Previously, data breach notification law in California required notifications to be issued without unreasonable delay, with no maximum timeframe stipulated for when the notifications should be issued. The new law will ensure that individuals affected by a data breach will receive prompt notification, allowing them to take timely action to protect themselves against identity theft and fraud.
There is, however, some flexibility in the new law. Data breach notifications must be issued in the most expedient time possible and without unreasonable delay, and while a 30-day limit is stipulated, the new law does allow for delays to notifications at the request of law enforcement and also to allow for any measures to be taken to determine the scope of the breach and restore the reasonable integrity of the data system.
The new law requires data breach notices to be written in plain language, they must be titled “Notice of Data Breach,” and they should follow a standard format, with the information presented under the following headings:
- What Happened?
- What Information Was Involved?
- What We Are Doing
- What You Can Do
- For More Information
There are also minimum content requirements. Data breach notices must include contact information for the individual or entity reporting the breach, the types of information reasonably believed to have been compromised, and contact information for the major credit reporting agencies if the breach involved Social Security numbers, driver’s license numbers, or California identification card numbers. If known at the time of issuing the notifications, notices should state the date of the breach, the estimated date of the breach, or the date range in which the breach occurred. Notices should also include a general description of the breach incident.

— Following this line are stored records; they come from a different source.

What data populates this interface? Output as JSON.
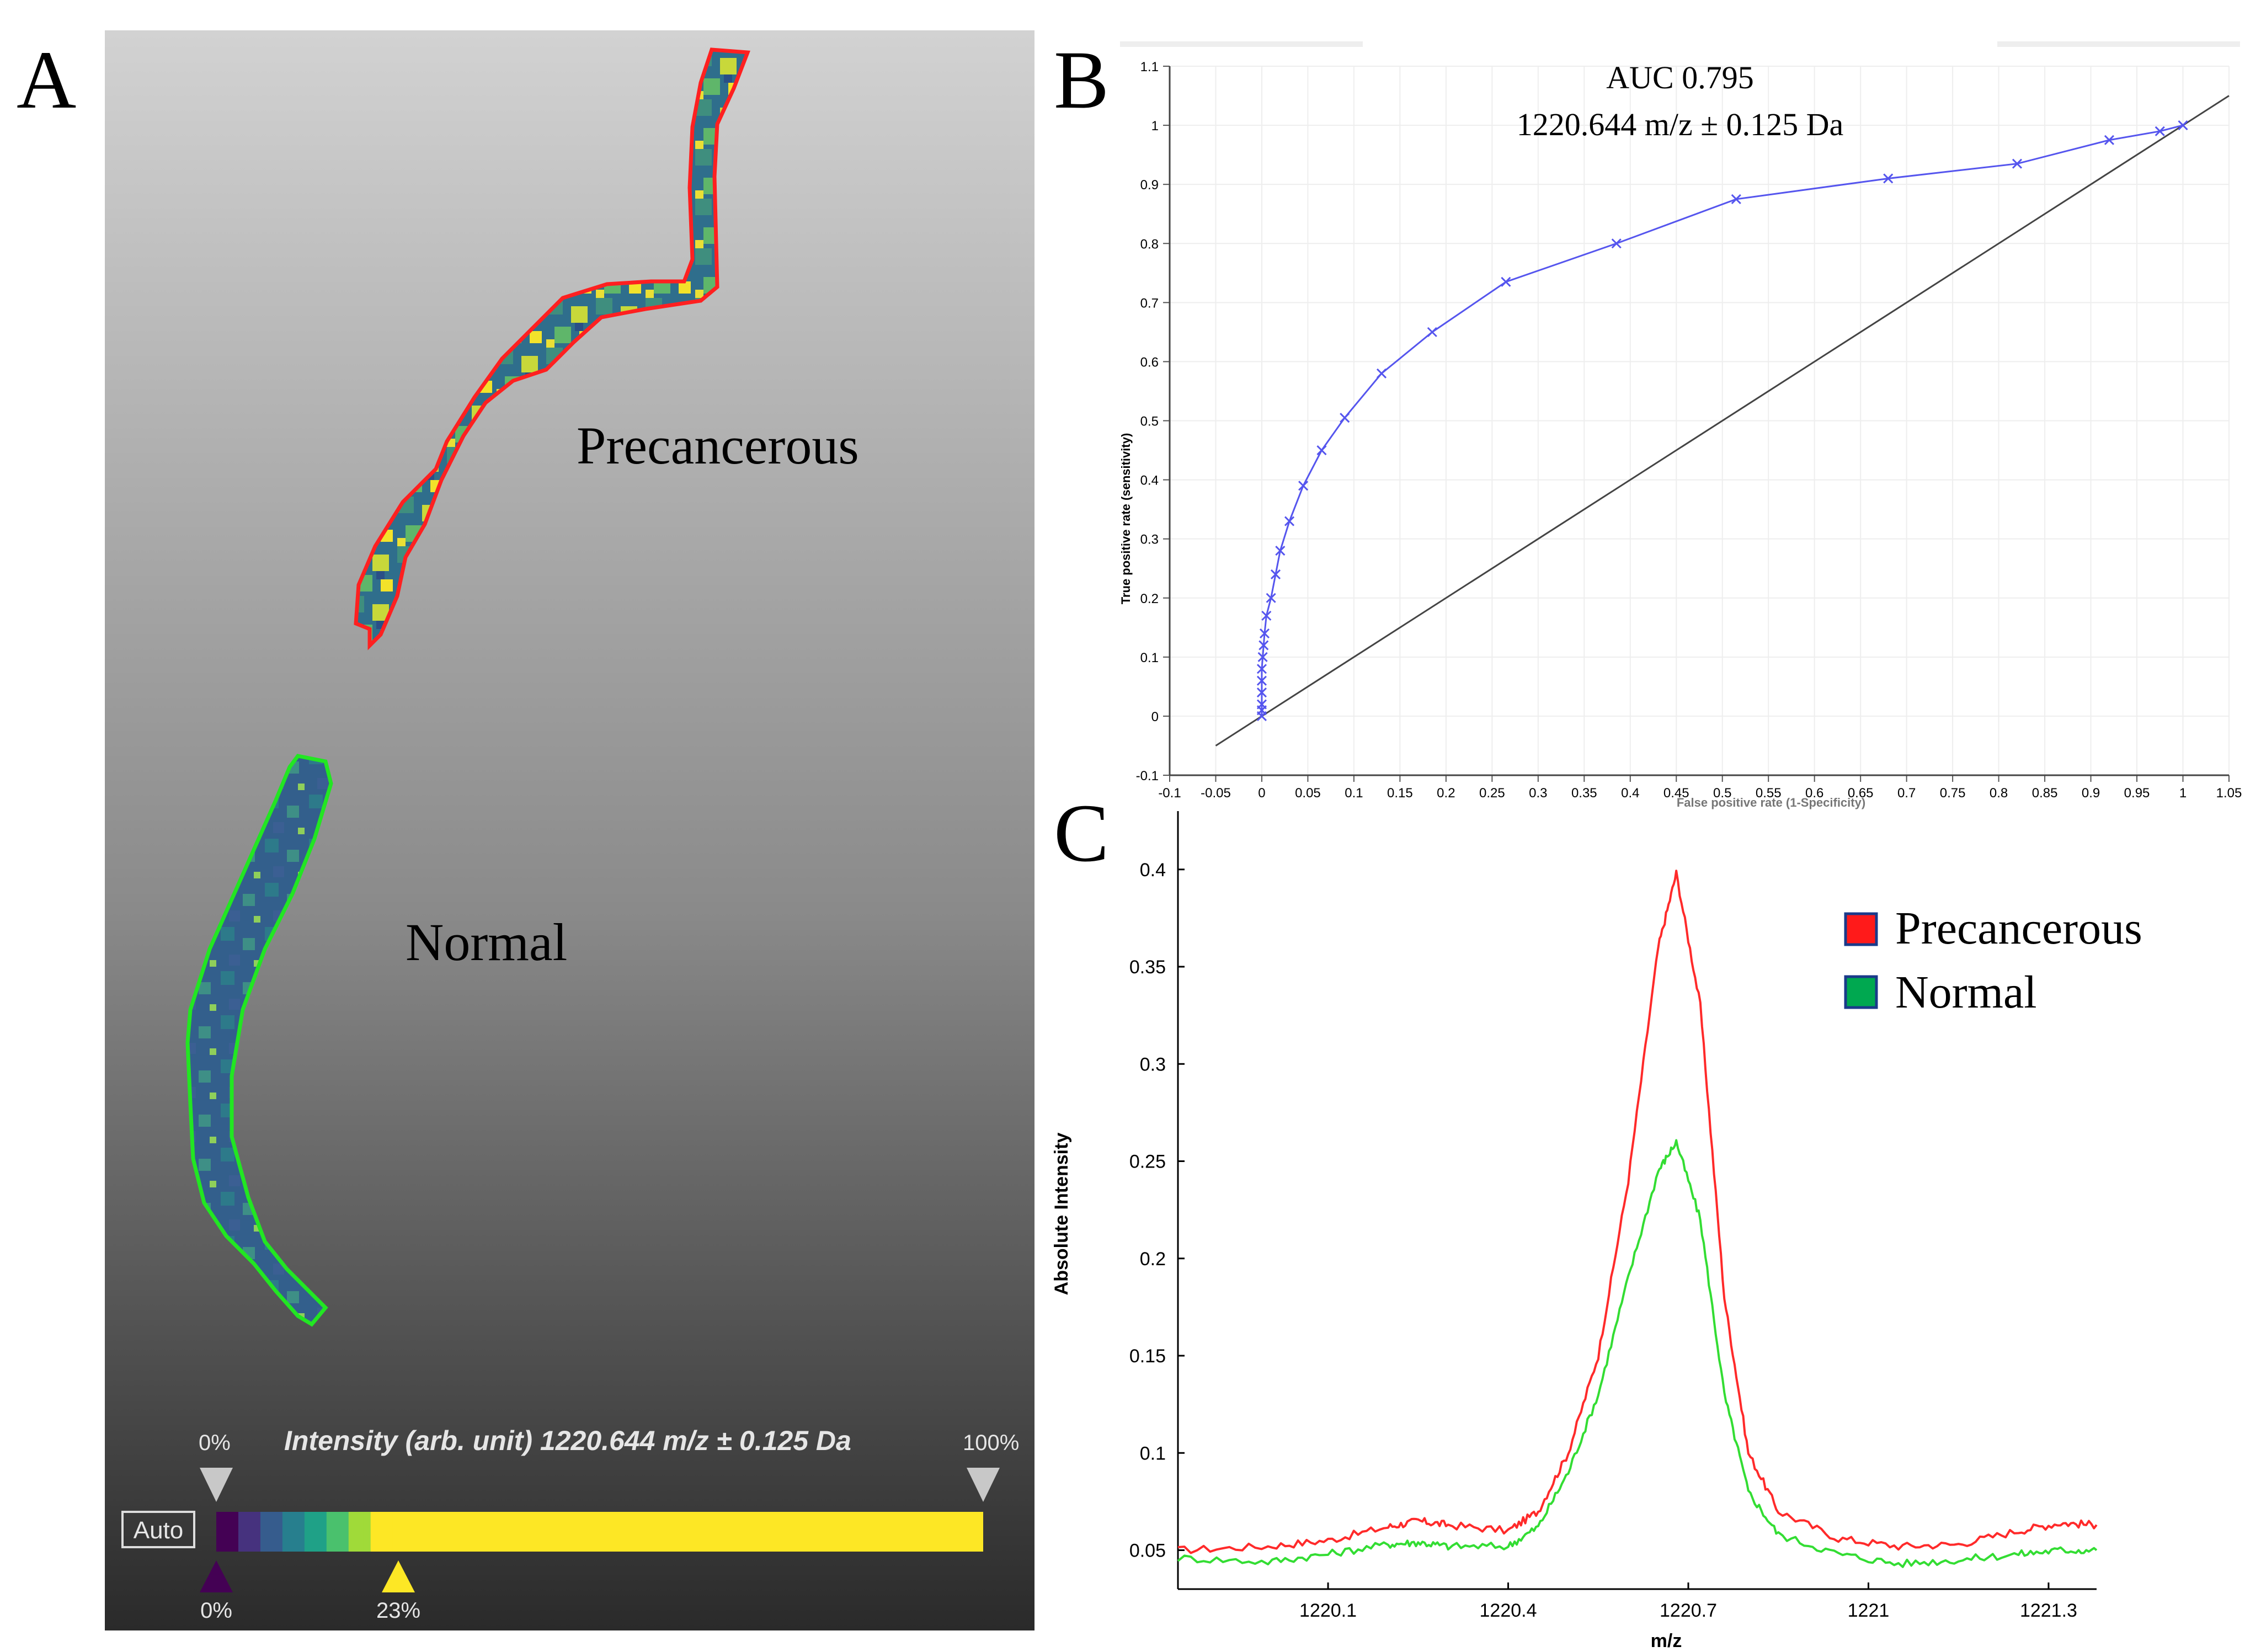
{
  "panels": {
    "a_label": "A",
    "b_label": "B",
    "c_label": "C"
  },
  "panel_a": {
    "region_precancerous": "Precancerous",
    "region_normal": "Normal",
    "colorbar_title": "Intensity (arb. unit) 1220.644 m/z ± 0.125  Da",
    "auto_button": "Auto",
    "marker_top_left": "0%",
    "marker_top_right": "100%",
    "marker_bottom_left": "0%",
    "marker_bottom_mid": "23%",
    "colorbar_threshold": 0.23,
    "outline_colors": {
      "precancerous": "#ff2020",
      "normal": "#22e622"
    },
    "viridis_colors": [
      "#440154",
      "#46327e",
      "#365c8d",
      "#277f8e",
      "#1fa187",
      "#4ac16d",
      "#a0da39",
      "#fde725"
    ]
  },
  "chart_data": [
    {
      "type": "line",
      "panel": "B",
      "title_line1": "AUC 0.795",
      "title_line2": "1220.644  m/z ± 0.125 Da",
      "ylabel": "True positive rate (sensitivity)",
      "xlabel": "False positive rate (1-Specificity)",
      "xlim": [
        -0.1,
        1.05
      ],
      "ylim": [
        -0.1,
        1.1
      ],
      "xticks": [
        "-0.1",
        "-0.05",
        "0",
        "0.05",
        "0.1",
        "0.15",
        "0.2",
        "0.25",
        "0.3",
        "0.35",
        "0.4",
        "0.45",
        "0.5",
        "0.55",
        "0.6",
        "0.65",
        "0.7",
        "0.75",
        "0.8",
        "0.85",
        "0.9",
        "0.95",
        "1",
        "1.05"
      ],
      "yticks": [
        "-0.1",
        "0",
        "0.1",
        "0.2",
        "0.3",
        "0.4",
        "0.5",
        "0.6",
        "0.7",
        "0.8",
        "0.9",
        "1",
        "1.1"
      ],
      "series": [
        {
          "name": "ROC",
          "color": "#5555ee",
          "x": [
            0,
            0,
            0,
            0,
            0,
            0,
            0.001,
            0.002,
            0.003,
            0.005,
            0.01,
            0.015,
            0.02,
            0.03,
            0.045,
            0.065,
            0.09,
            0.13,
            0.185,
            0.265,
            0.385,
            0.515,
            0.68,
            0.82,
            0.92,
            0.975,
            1
          ],
          "y": [
            0,
            0.01,
            0.02,
            0.04,
            0.06,
            0.08,
            0.1,
            0.12,
            0.14,
            0.17,
            0.2,
            0.24,
            0.28,
            0.33,
            0.39,
            0.45,
            0.505,
            0.58,
            0.65,
            0.735,
            0.8,
            0.875,
            0.91,
            0.935,
            0.975,
            0.99,
            1
          ]
        },
        {
          "name": "Reference",
          "color": "#444444",
          "x": [
            -0.05,
            1.05
          ],
          "y": [
            -0.05,
            1.05
          ]
        }
      ]
    },
    {
      "type": "line",
      "panel": "C",
      "ylabel": "Absolute Intensity",
      "xlabel": "m/z",
      "xlim": [
        1219.85,
        1221.38
      ],
      "ylim": [
        0.03,
        0.43
      ],
      "xticks": [
        "1220.1",
        "1220.4",
        "1220.7",
        "1221",
        "1221.3"
      ],
      "yticks": [
        "0.05",
        "0.1",
        "0.15",
        "0.2",
        "0.25",
        "0.3",
        "0.35",
        "0.4"
      ],
      "legend": [
        "Precancerous",
        "Normal"
      ],
      "legend_position": "top-right",
      "series": [
        {
          "name": "Precancerous",
          "color": "#ff2a2a",
          "x": [
            1219.85,
            1220.0,
            1220.1,
            1220.2,
            1220.25,
            1220.3,
            1220.4,
            1220.45,
            1220.5,
            1220.55,
            1220.6,
            1220.65,
            1220.68,
            1220.72,
            1220.76,
            1220.8,
            1220.85,
            1220.95,
            1221.05,
            1221.15,
            1221.25,
            1221.32,
            1221.38
          ],
          "y": [
            0.05,
            0.052,
            0.055,
            0.062,
            0.065,
            0.063,
            0.06,
            0.07,
            0.1,
            0.15,
            0.24,
            0.36,
            0.398,
            0.33,
            0.18,
            0.1,
            0.07,
            0.056,
            0.052,
            0.053,
            0.06,
            0.064,
            0.063
          ]
        },
        {
          "name": "Normal",
          "color": "#33dd33",
          "x": [
            1219.85,
            1220.0,
            1220.1,
            1220.2,
            1220.25,
            1220.3,
            1220.4,
            1220.45,
            1220.5,
            1220.55,
            1220.6,
            1220.65,
            1220.68,
            1220.72,
            1220.76,
            1220.8,
            1220.85,
            1220.95,
            1221.05,
            1221.15,
            1221.25,
            1221.32,
            1221.38
          ],
          "y": [
            0.046,
            0.044,
            0.048,
            0.053,
            0.054,
            0.052,
            0.052,
            0.062,
            0.09,
            0.13,
            0.19,
            0.245,
            0.26,
            0.22,
            0.13,
            0.08,
            0.058,
            0.048,
            0.043,
            0.045,
            0.048,
            0.05,
            0.05
          ]
        }
      ]
    }
  ]
}
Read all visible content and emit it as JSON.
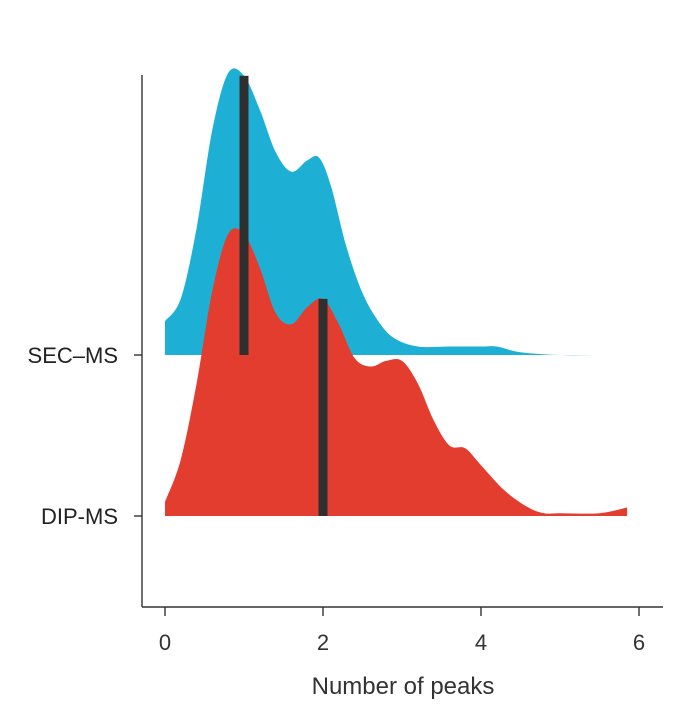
{
  "chart_data": {
    "type": "area",
    "subtype": "ridgeline-density",
    "title": "",
    "xlabel": "Number of peaks",
    "ylabel": "",
    "xlim": [
      -0.3,
      6.3
    ],
    "x_ticks": [
      0,
      2,
      4,
      6
    ],
    "grid": false,
    "legend": "none",
    "series": [
      {
        "name": "SEC–MS",
        "color": "#1eb0d4",
        "median": 1,
        "x": [
          0.0,
          0.2,
          0.4,
          0.6,
          0.8,
          1.0,
          1.2,
          1.4,
          1.6,
          1.8,
          1.95,
          2.1,
          2.3,
          2.5,
          2.7,
          2.9,
          3.2,
          3.6,
          4.0,
          4.2,
          4.5,
          5.0,
          5.5,
          5.9
        ],
        "density": [
          0.12,
          0.2,
          0.45,
          0.8,
          1.0,
          0.99,
          0.87,
          0.72,
          0.65,
          0.69,
          0.7,
          0.6,
          0.38,
          0.22,
          0.12,
          0.06,
          0.03,
          0.03,
          0.03,
          0.03,
          0.01,
          0.0,
          0.0,
          0.0
        ]
      },
      {
        "name": "DIP-MS",
        "color": "#e23d2f",
        "median": 2,
        "x": [
          0.0,
          0.2,
          0.4,
          0.6,
          0.8,
          1.0,
          1.2,
          1.4,
          1.6,
          1.8,
          2.0,
          2.2,
          2.4,
          2.6,
          2.8,
          3.0,
          3.2,
          3.4,
          3.6,
          3.8,
          4.0,
          4.3,
          4.6,
          4.8,
          5.0,
          5.5,
          5.85
        ],
        "density": [
          0.05,
          0.2,
          0.47,
          0.8,
          1.0,
          1.0,
          0.88,
          0.72,
          0.68,
          0.74,
          0.77,
          0.68,
          0.56,
          0.53,
          0.55,
          0.55,
          0.47,
          0.34,
          0.25,
          0.24,
          0.18,
          0.09,
          0.03,
          0.01,
          0.01,
          0.01,
          0.03
        ]
      }
    ]
  }
}
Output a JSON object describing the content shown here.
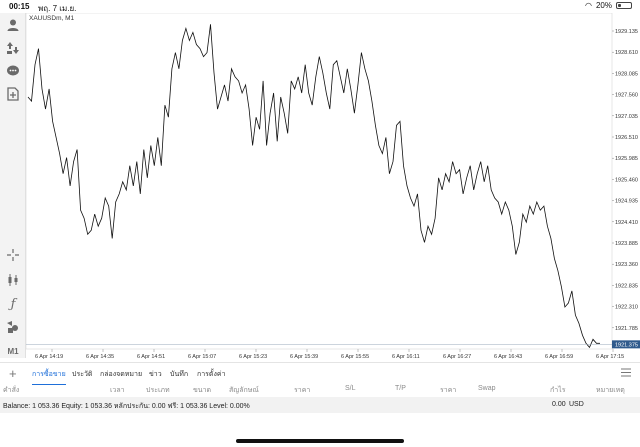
{
  "status": {
    "time": "00:15",
    "date": "พฤ. 7 เม.ย.",
    "battery": "20%",
    "battery_fraction": 0.2
  },
  "symbol": "XAUUSDm, M1",
  "chart": {
    "current_price": "1921.375",
    "price_labels": [
      "1929.135",
      "1928.610",
      "1928.085",
      "1927.560",
      "1927.035",
      "1926.510",
      "1925.985",
      "1925.460",
      "1924.935",
      "1924.410",
      "1923.885",
      "1923.360",
      "1922.835",
      "1922.310",
      "1921.785"
    ],
    "time_labels": [
      "6 Apr 14:19",
      "6 Apr 14:35",
      "6 Apr 14:51",
      "6 Apr 15:07",
      "6 Apr 15:23",
      "6 Apr 15:39",
      "6 Apr 15:55",
      "6 Apr 16:11",
      "6 Apr 16:27",
      "6 Apr 16:43",
      "6 Apr 16:59",
      "6 Apr 17:15"
    ],
    "line_color": "#111111",
    "current_color": "#2f5a8c"
  },
  "chart_data": {
    "type": "line",
    "x_start": "6 Apr 14:11",
    "x_step_minutes": 1,
    "ylim": [
      1921.5,
      1929.6
    ],
    "values": [
      1927.5,
      1927.4,
      1928.3,
      1928.7,
      1927.7,
      1927.2,
      1927.7,
      1926.9,
      1926.5,
      1926.1,
      1925.6,
      1926.0,
      1925.3,
      1925.9,
      1926.2,
      1924.7,
      1924.5,
      1924.1,
      1924.2,
      1924.6,
      1924.3,
      1924.5,
      1925.0,
      1924.8,
      1924.0,
      1924.9,
      1925.1,
      1925.4,
      1925.2,
      1925.8,
      1925.3,
      1925.9,
      1925.1,
      1926.2,
      1925.5,
      1926.3,
      1925.8,
      1926.5,
      1925.8,
      1927.3,
      1927.0,
      1928.2,
      1928.6,
      1928.2,
      1928.9,
      1929.2,
      1928.9,
      1929.1,
      1928.8,
      1928.7,
      1928.5,
      1928.6,
      1929.3,
      1928.1,
      1927.2,
      1927.5,
      1927.8,
      1927.4,
      1928.2,
      1928.0,
      1927.9,
      1927.6,
      1927.8,
      1927.2,
      1926.3,
      1927.0,
      1926.7,
      1927.9,
      1926.3,
      1927.1,
      1927.6,
      1926.4,
      1927.5,
      1927.1,
      1926.6,
      1927.9,
      1927.7,
      1928.0,
      1927.6,
      1928.3,
      1927.6,
      1927.3,
      1928.0,
      1928.5,
      1928.1,
      1927.6,
      1927.2,
      1928.3,
      1928.4,
      1928.0,
      1927.6,
      1928.2,
      1927.7,
      1927.1,
      1927.8,
      1928.6,
      1928.2,
      1927.9,
      1927.4,
      1926.8,
      1926.3,
      1926.1,
      1926.5,
      1925.6,
      1925.9,
      1926.8,
      1926.9,
      1925.8,
      1925.3,
      1925.0,
      1924.8,
      1925.1,
      1924.2,
      1923.9,
      1924.3,
      1924.1,
      1924.5,
      1925.5,
      1925.2,
      1925.6,
      1925.4,
      1925.9,
      1925.6,
      1925.7,
      1925.1,
      1925.5,
      1925.8,
      1925.2,
      1925.6,
      1925.9,
      1925.4,
      1925.8,
      1925.2,
      1925.0,
      1924.9,
      1924.6,
      1924.9,
      1924.7,
      1924.3,
      1923.6,
      1923.9,
      1924.6,
      1924.4,
      1924.8,
      1924.6,
      1924.9,
      1924.7,
      1924.8,
      1924.3,
      1924.0,
      1923.5,
      1923.2,
      1922.8,
      1922.3,
      1922.4,
      1922.7,
      1922.1,
      1921.9,
      1921.6,
      1921.4,
      1921.3,
      1921.5,
      1921.4,
      1921.4
    ],
    "xlabel": "",
    "ylabel": ""
  },
  "tabs": [
    {
      "label": "การซื้อขาย",
      "active": true
    },
    {
      "label": "ประวัติ",
      "active": false
    },
    {
      "label": "กล่องจดหมาย",
      "active": false
    },
    {
      "label": "ข่าว",
      "active": false
    },
    {
      "label": "บันทึก",
      "active": false
    },
    {
      "label": "การตั้งค่า",
      "active": false
    }
  ],
  "columns": [
    "คำสั่ง",
    "เวลา",
    "ประเภท",
    "ขนาด",
    "สัญลักษณ์",
    "ราคา",
    "S/L",
    "T/P",
    "ราคา",
    "Swap",
    "กำไร",
    "หมายเหตุ"
  ],
  "balance": {
    "text": "Balance: 1 053.36 Equity: 1 053.36 หลักประกัน: 0.00 ฟรี: 1 053.36 Level: 0.00%",
    "profit": "0.00",
    "currency": "USD"
  },
  "toolbar": {
    "timeframe": "M1",
    "icons": [
      "account-icon",
      "trade-icon",
      "chat-icon",
      "new-order-icon",
      "crosshair-icon",
      "candles-icon",
      "function-icon",
      "objects-icon",
      "timeframe-icon"
    ]
  }
}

If the individual or business reporting the breach was the source of the breach, and the breach involved certain sensitive types of data, then complimentary identity theft prevention and mitigation services should be offered for a minimum of 12 months. Data types requiring those services to be offered are: Social Security number, driver’s license number, California identification card number, tax identification number, passport number, military identification number, or any other unique identification number issued on a government document commonly used to verify the identity of a specific individual.
Entities that fully comply with the Health Insurance Portability and Accountability Act (HIPAA) Breach Notification Rule will be deemed to be compliant with the breach notice requirements of SB 446; however, HIPAA-regulated entities are not exempted from other requirements of SB 446. HIPAA-regulated entities should therefore ensure that they thoroughly check those requirements and update their policies and procedures ahead of the compliance deadline.